What was the point of buying new towels for someone who forgot where she put them? Once again, I dried off with the same old sandpaper fabric.

Then we had to admit Mom to the assisted living facility where someone else took care of her laundry, including her towels. She seemed content. No worries and no memories.

The next time I traveled to Oklahoma, I stayed night in the family home. “Look what I found,” my sister said as she handed me a bundle of fuzzy comfort. Once Mom moved out of the house, it was easier to find things she had hidden in corners and crevices.

I hurried to the privacy of the bedroom, buried my face in the beautiful blue towels and grieved for another lost piece of my mother.

©2013 RJ Thesman

Seeing My Characters

During a trip to a garden center, I saw them. Big as life and twice as wonderful.
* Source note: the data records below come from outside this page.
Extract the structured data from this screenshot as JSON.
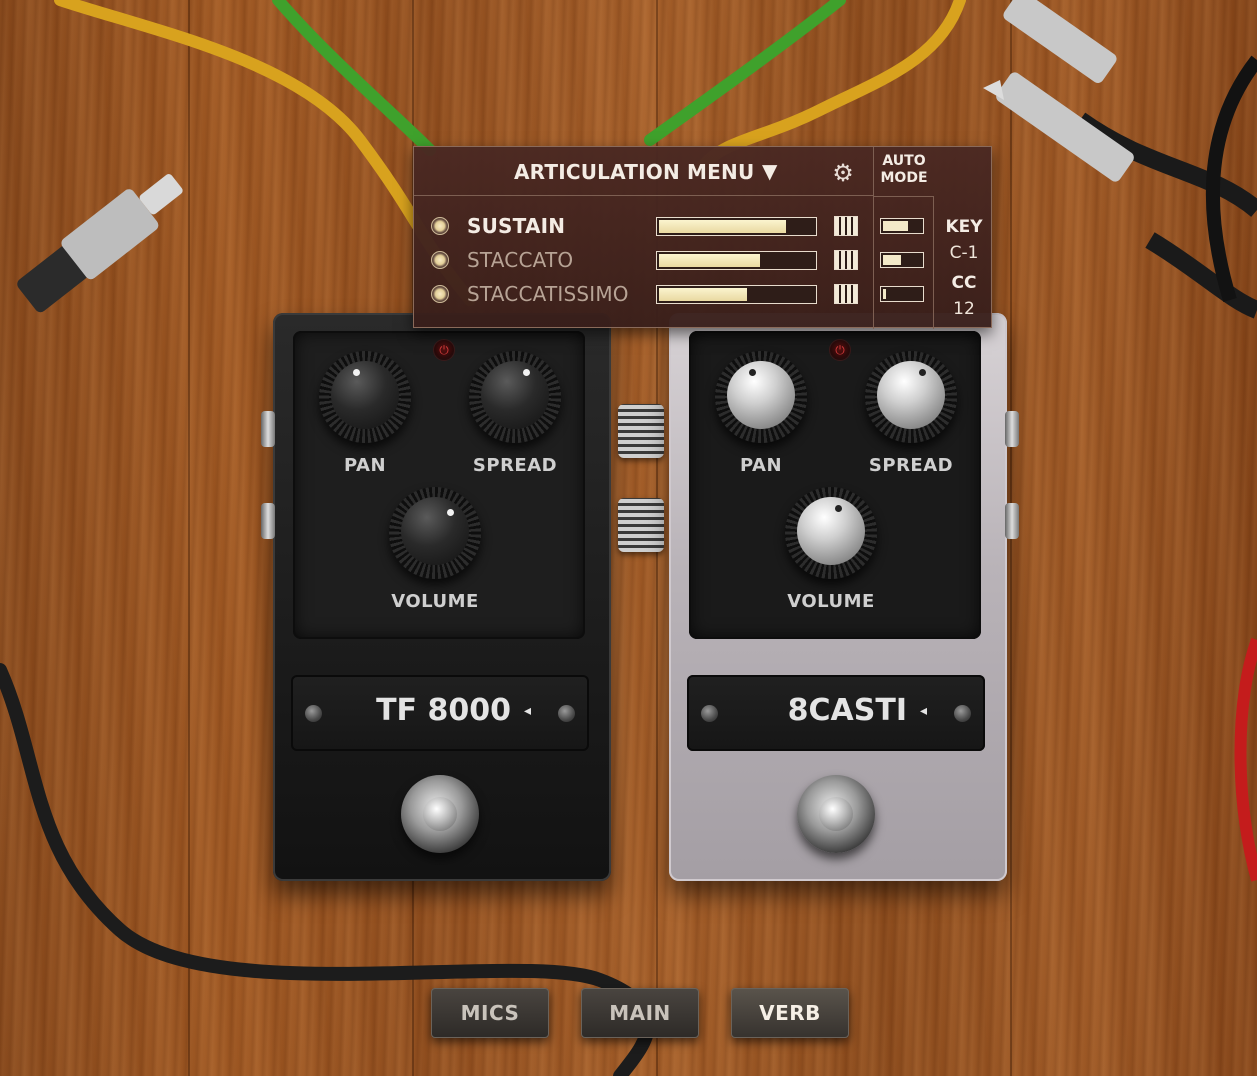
{
  "articulation_menu": {
    "title": "ARTICULATION MENU",
    "caret": "▼",
    "settings_icon": "gears-icon",
    "auto_mode_line1": "AUTO",
    "auto_mode_line2": "MODE",
    "items": [
      {
        "label": "SUSTAIN",
        "selected": true,
        "level": 0.82,
        "auto_level": 0.62
      },
      {
        "label": "STACCATO",
        "selected": false,
        "level": 0.65,
        "auto_level": 0.45
      },
      {
        "label": "STACCATISSIMO",
        "selected": false,
        "level": 0.57,
        "auto_level": 0.08
      }
    ],
    "key_title": "KEY",
    "key_value": "C-1",
    "cc_title": "CC",
    "cc_value": "12"
  },
  "pedals": [
    {
      "name": "TF 8000",
      "finish": "dark",
      "knob_labels": {
        "pan": "PAN",
        "spread": "SPREAD",
        "volume": "VOLUME"
      },
      "power_icon": "power-icon"
    },
    {
      "name": "8CASTI",
      "finish": "silver",
      "knob_labels": {
        "pan": "PAN",
        "spread": "SPREAD",
        "volume": "VOLUME"
      },
      "power_icon": "power-icon"
    }
  ],
  "nav_tabs": [
    {
      "label": "MICS",
      "active": false
    },
    {
      "label": "MAIN",
      "active": false
    },
    {
      "label": "VERB",
      "active": true
    }
  ],
  "colors": {
    "wood": "#9a5523",
    "menu_bg": "#4a2822",
    "menu_text": "#f4ece4",
    "fill": "#fbf4cf"
  }
}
My two main characters. Who could have imagined they would suddenly surface while I looked for the latest varieties of petunias? They stood next to a shelf of geraniums, apparently waiting for me to discover them.

I barely paid attention to the people around me – a warning to writers everywhere. Pay attention to people! My mind focused on which annuals to plant and how many perennials I could afford. Spring is one of my favorite seasons, right up there with fall and summer. Forget winter. In the spring, God surprises me with wildflowers that somehow made it through the cold months and greet me with a morning, “Here we are. Don’t you love us?” Yes, I do.
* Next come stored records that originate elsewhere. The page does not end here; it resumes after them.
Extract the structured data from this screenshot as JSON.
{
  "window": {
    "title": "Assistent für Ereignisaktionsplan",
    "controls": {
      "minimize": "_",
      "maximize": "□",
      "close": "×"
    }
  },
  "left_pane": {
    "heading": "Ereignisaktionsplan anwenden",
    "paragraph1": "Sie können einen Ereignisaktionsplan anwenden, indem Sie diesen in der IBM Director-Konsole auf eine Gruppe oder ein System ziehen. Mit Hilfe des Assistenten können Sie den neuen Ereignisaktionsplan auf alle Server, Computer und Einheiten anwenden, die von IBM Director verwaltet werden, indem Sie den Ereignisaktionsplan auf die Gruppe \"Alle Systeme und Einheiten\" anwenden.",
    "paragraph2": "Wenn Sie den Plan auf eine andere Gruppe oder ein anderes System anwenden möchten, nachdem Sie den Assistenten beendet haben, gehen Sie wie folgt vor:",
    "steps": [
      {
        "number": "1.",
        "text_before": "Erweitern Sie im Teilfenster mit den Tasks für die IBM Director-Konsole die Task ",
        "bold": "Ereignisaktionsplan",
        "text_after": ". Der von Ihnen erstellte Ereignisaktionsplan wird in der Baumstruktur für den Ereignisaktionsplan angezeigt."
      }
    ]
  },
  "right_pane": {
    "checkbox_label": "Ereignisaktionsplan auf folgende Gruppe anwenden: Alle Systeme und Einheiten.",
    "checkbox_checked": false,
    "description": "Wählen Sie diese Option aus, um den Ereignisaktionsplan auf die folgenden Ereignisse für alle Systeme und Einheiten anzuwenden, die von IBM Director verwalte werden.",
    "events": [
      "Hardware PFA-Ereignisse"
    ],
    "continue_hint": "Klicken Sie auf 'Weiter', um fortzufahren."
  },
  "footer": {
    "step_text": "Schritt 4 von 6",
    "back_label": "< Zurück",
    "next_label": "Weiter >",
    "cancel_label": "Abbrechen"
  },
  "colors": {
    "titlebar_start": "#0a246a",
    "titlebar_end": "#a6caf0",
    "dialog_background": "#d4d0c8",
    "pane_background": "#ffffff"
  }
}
During the winter, I save my coins to buy flowers in the spring. I carefully plot out where to plant the various colors and textures so that they accessorize the house and bring cheer to my neighbors. The perennials go in a special garden that returns each year and blesses me as it breeds. Container gardens on my deck make me smile each time I open the door or peer out the window. Did I mention how much I love flowers?

So the annual trip to the garden center is a treasured moment. I concentrate on buying just the right amount of blooms yet sometimes surprise myself with a brand new hybrid. But what a delight to run into my fictional characters – right in the middle of a sunshiny Kansas day.

There they were. Human clones of Reverend G and Chris. Okay, he didn’t have a mustache, but I easily imagined one thriving just above his top lip. His long white hair bespoke the bearing and eclectic genius of a college professor. Not quite as tall as my Chris, but hey – he wore sandals. In dress shoes, he’d be just the right height.

And Reverend G – a petite lady with white hair, bunched behind her head in a scoonchie, standing beside her man with a look of utter contentment. Obviously in the middle of one of her prayers to the God who understands why He allowed her to fall into the abyss of Alzheimer’s.

They looked at flowers, too, she with her arm in his – he, carrying one of those cardboard flats that hold the seedlings. My two main characters who go through several adventures in life and end up…well…you have to read the book to find out.

I looked around me and wondered, Am I the only person who sees them? Have I finally succumbed to the creative disorder of novelists who spend so much time with their characters that they dream about them, pray for them and see them in real life? Or are these two people in front of me actual human beings, deeply in love and enjoying spring as much as I?

They passed on, and I finished my shopping with a giggle in my soul. Only after I paid for my flowers, settled them in my trunk and started my car did I think about the camera on my phone. Why hadn’t I taken a picture? Why not boldly walk up to this couple and say, “You look just like two of the wonderful people in my novel. Would you mind if I took a picture of you among all these beautiful flowers?”

Of course by that time, they were no longer in sight.

I’ll just have to go back to the garden center, buy more flowers and search for Reverend G and Chris. If I find them again, I’ll take a picture. Then I’ll have proof that I’m not crazy.